In an instant she was out of his arms with her sword drawn. One of the lindenworm’s heads lay near her; its eyes had started to open, though the pale film of the inner eyelids was still drawn shut.

 

Her first panicked impulse was to hack at it with her sword. Then she remembered the charm. She could just barely see one end of it, hanging off the pile of the lindenworm’s coils.

 

She let herself panic for one stomach-churning moment. Then she dropped the sword and scaled the lindenworm in two leaps. She dropped to her knees, pressed shaking hands to the charm, and thought, Sleep, sleep, sleep.

 

She thought it wasn’t working, but then it did. The lindenworm shuddered and grew still underneath her. In the silence after, Rachelle could hear her own heartbeat, her ragged breaths.

 

That had been too close. She should never have let herself get distracted.

 

After gulping a few more breaths, she slid down off the lindenworm, back to where Armand waited.

 

“Come on,” she said. “We need Joyeuse. Now.”

 

“Is that why you dragged me here?”

 

He didn’t sound surprised, and Rachelle stared at him. “You knew?”

 

“I guessed. There are only so many lost things that a bloodbound might be desperate to recover. I think it’s right there.” He pointed.

 

They were on the far side of the lindenworm now, and here the room was not a perfect replica of the Hall of Mirrors: there was a statue the like of which Rachelle had never seen in the Chateau. It was Zisa, but unlike every other statue of Zisa that Rachelle had ever seen, she was not identified by the sun or moon in her hand. Instead, she stood over the prone body of Tyr, a moment after cutting off his right hand.

 

She was carved of the same sandstone as the rest of the hall. But she held a sword made out of bone.

 

It was all bone, blade and hilt.

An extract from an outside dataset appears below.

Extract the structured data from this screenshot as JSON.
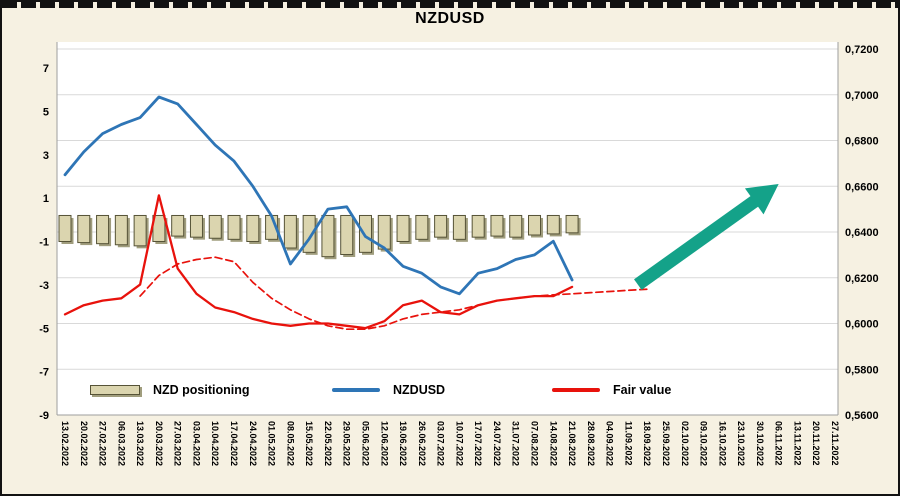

Runes were carved up the blade; the pommel and cross-guard were delicate filigree that looked like tiny branches. She couldn’t see what the grip was like because Zisa’s stone fingers were wrapped firmly around it.

 

That was a problem. Rachelle tried to push the statue over so it would break, but it was immovable.

 

“There must be a trick,” said Armand, poking at the statue with his silver hand.